Ich bin in der Hirnforschung tätig, im Besonderen im Bereich der Schizophrenie. Eine gängige Theorie ist hierbei, dass Positivsymptome wie Wahnvorstellungen aus einer aberranten Salienz entstehen können (dass also einem random herumliegenden Stift ein höherer Sinn zugeschrieben werden muss zB, in der Art "Dieser Stift ist von Gottes Hand/ von der NWO zum Abhören/ von Ken Jebsen gegen die Coronamaßnahmen hingelegt worden").
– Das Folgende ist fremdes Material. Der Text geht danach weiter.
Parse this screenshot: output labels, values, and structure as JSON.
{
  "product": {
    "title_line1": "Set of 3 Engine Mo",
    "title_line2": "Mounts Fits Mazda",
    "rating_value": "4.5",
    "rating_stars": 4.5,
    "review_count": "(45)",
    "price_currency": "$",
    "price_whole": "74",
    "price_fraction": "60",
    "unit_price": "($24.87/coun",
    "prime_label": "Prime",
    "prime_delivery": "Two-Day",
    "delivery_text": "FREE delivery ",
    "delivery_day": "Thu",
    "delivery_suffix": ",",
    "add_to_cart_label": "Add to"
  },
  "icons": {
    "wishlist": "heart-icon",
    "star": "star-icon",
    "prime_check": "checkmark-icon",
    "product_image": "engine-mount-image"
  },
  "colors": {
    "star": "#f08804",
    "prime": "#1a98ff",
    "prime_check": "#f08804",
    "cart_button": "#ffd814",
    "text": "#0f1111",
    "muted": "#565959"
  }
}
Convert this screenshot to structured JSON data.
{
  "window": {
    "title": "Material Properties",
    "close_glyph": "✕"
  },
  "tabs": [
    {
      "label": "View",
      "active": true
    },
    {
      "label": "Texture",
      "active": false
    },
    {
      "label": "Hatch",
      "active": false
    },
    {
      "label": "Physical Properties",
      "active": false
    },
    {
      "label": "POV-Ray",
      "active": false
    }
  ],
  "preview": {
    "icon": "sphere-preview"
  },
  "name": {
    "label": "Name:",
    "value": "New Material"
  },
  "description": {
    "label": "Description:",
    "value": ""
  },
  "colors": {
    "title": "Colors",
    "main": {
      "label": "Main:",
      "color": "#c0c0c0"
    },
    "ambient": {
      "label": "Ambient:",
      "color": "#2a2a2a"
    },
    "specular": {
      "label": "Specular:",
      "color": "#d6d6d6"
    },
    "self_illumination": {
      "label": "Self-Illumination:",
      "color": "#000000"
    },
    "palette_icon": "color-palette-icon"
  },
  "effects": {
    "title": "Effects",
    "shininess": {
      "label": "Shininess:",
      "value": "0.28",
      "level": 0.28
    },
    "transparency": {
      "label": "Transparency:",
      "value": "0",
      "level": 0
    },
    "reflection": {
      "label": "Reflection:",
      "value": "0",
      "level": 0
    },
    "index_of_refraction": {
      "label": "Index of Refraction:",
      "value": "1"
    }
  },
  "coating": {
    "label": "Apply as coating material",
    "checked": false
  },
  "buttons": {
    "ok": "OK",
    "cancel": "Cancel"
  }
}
Daran musste ich oft denken; dass R.S. Begebenheiten u.Ä. ihres Kontextes beraubt und sie in ihr Gedankenmuster einbettet.

Der einzige Teil, der mir gefiel, war der Essay über Virginia Woolf (abgesehen vom esoterischen Geschwurbel, das auch an manch anderer Stelle aufblitzte), genauer: die Stellen in der sie zitiert wurde. Ich muss endlich etwas von ihr sehen.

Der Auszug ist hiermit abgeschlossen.